What do you see as your biggest challenge in the world of genomics in terms of data?

You know, that's actually not clear to me. You might be tempted to say dimensionality reduction, because at the end of the day, it is still a big clinical problem to go from exome sequence to actionable clinical information. So that's certainly something. On the other hand, if you're looking at a BioMe repository, there's a lot of genomic information there that could be practically married to the EMR. There are a lot of people working on that. That's a significant bottleneck, too. Targeting the biggest challenge on the genomic data front is not simple to me.
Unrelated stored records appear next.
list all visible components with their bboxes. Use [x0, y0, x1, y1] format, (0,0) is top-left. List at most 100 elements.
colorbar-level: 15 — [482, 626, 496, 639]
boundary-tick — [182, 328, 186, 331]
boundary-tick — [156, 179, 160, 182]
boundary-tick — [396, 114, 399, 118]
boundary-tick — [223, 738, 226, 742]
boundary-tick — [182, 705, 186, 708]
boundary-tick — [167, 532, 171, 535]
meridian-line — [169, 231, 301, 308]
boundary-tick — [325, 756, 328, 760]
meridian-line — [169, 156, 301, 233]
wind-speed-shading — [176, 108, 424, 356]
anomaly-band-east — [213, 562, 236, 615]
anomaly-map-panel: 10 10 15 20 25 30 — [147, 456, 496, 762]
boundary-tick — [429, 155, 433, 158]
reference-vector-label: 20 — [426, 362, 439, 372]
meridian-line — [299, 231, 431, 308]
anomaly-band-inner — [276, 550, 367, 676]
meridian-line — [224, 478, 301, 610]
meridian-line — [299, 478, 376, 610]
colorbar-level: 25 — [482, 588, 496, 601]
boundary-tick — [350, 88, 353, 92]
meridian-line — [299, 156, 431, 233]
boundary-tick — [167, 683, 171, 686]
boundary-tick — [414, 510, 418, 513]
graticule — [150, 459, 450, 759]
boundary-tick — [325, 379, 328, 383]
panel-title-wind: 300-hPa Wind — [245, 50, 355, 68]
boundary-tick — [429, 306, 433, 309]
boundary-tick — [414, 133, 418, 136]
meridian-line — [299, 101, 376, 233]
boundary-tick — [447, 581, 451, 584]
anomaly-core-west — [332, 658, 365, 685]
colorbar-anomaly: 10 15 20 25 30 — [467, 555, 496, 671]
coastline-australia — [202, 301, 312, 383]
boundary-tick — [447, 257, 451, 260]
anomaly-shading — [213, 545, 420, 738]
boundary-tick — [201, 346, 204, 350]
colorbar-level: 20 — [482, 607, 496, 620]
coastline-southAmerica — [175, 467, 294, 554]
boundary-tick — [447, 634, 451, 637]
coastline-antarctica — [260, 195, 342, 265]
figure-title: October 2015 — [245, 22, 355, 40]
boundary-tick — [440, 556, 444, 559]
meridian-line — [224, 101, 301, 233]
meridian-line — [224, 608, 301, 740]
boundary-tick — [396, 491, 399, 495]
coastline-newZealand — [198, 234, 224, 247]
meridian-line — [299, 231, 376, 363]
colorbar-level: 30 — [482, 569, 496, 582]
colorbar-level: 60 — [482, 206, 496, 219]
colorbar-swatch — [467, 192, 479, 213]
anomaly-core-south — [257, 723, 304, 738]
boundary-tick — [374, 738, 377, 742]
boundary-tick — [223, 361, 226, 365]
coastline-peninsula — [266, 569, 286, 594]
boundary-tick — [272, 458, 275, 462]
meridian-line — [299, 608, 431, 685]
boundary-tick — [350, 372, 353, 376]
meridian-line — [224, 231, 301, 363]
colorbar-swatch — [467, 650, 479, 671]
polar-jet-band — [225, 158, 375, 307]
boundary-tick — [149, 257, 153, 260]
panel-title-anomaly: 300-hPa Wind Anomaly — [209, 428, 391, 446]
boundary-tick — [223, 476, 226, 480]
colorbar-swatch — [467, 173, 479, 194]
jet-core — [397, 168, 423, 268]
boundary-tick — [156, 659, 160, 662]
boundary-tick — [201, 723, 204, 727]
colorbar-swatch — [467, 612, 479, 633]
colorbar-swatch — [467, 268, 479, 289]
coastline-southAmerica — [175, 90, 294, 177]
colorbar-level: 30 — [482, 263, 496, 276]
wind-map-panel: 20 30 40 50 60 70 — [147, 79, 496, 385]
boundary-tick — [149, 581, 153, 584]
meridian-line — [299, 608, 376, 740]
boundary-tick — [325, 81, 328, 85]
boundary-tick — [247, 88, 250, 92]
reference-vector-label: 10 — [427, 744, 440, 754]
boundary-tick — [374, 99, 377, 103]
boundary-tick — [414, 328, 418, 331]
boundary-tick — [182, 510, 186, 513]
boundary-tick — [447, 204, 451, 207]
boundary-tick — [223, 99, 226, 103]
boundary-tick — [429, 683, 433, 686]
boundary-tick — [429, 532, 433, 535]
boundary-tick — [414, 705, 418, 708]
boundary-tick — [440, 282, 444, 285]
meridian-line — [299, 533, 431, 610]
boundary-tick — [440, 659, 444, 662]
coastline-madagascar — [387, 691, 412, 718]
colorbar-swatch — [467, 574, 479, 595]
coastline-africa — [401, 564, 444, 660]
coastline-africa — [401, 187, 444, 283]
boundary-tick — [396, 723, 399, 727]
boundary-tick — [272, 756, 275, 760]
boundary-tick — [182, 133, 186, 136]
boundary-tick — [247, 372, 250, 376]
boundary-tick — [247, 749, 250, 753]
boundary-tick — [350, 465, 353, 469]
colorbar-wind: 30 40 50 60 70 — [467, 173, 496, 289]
Another potential challenge is when do you need the single-cell genomics and when is that unnecessary effort? That comes down to the question: Are you better served to have for a research study with lots of unique biological replicates or that single-cell precision on a smaller number of distinct biological samples? Depending on your question, the answer could be different. I think clarifying those questions and figuring those answers out is sometimes a bigger challenge than other things. Of course, there are always better ways to mine the data we have.

I do also think that there are looming regulatory questions there as well. The exact understanding of DNA sequencing information under HIPAA is something which will need to be thought about and is being considered by a number of regulatory bodies. Depending on how all that nets out, that would have major implications about an awful lot. That's not a genomics question at all, but it's definitely germane to how we use genomic data from a health system standpoint and a clinical value standpoint. That's not small potatoes.

If I talk to you a year from now, what would you expect to have accomplished in you first year in this role?

Well, certainly having a better sense of our inventory and what the most valuable activities we can engage in, in terms of enabling both clinical care and research would be high on the list. Some of these things are going to be pretty prosaic. Some of them actually may turn out to be quite interesting. I think a better understanding of how we translate from the good research more effectively into the clinic, I think that's an important thing. We've got a pretty strong track record with that role, with what Sema4 does, and other things. But there's a lot we can learn I think specifically in the transcriptomics area. That's going to be an important thing as well.

I think a year from now, I'll probably look back and laugh at a lot of what we've been saying. I would think that it would be good to have a stronger answer in terms of a business case for pharmacogenomics and population health. That's something that we and others would like to explore and something that we may ... pay more attention to. That's not too hard to think about. It's a fairly discrete use case.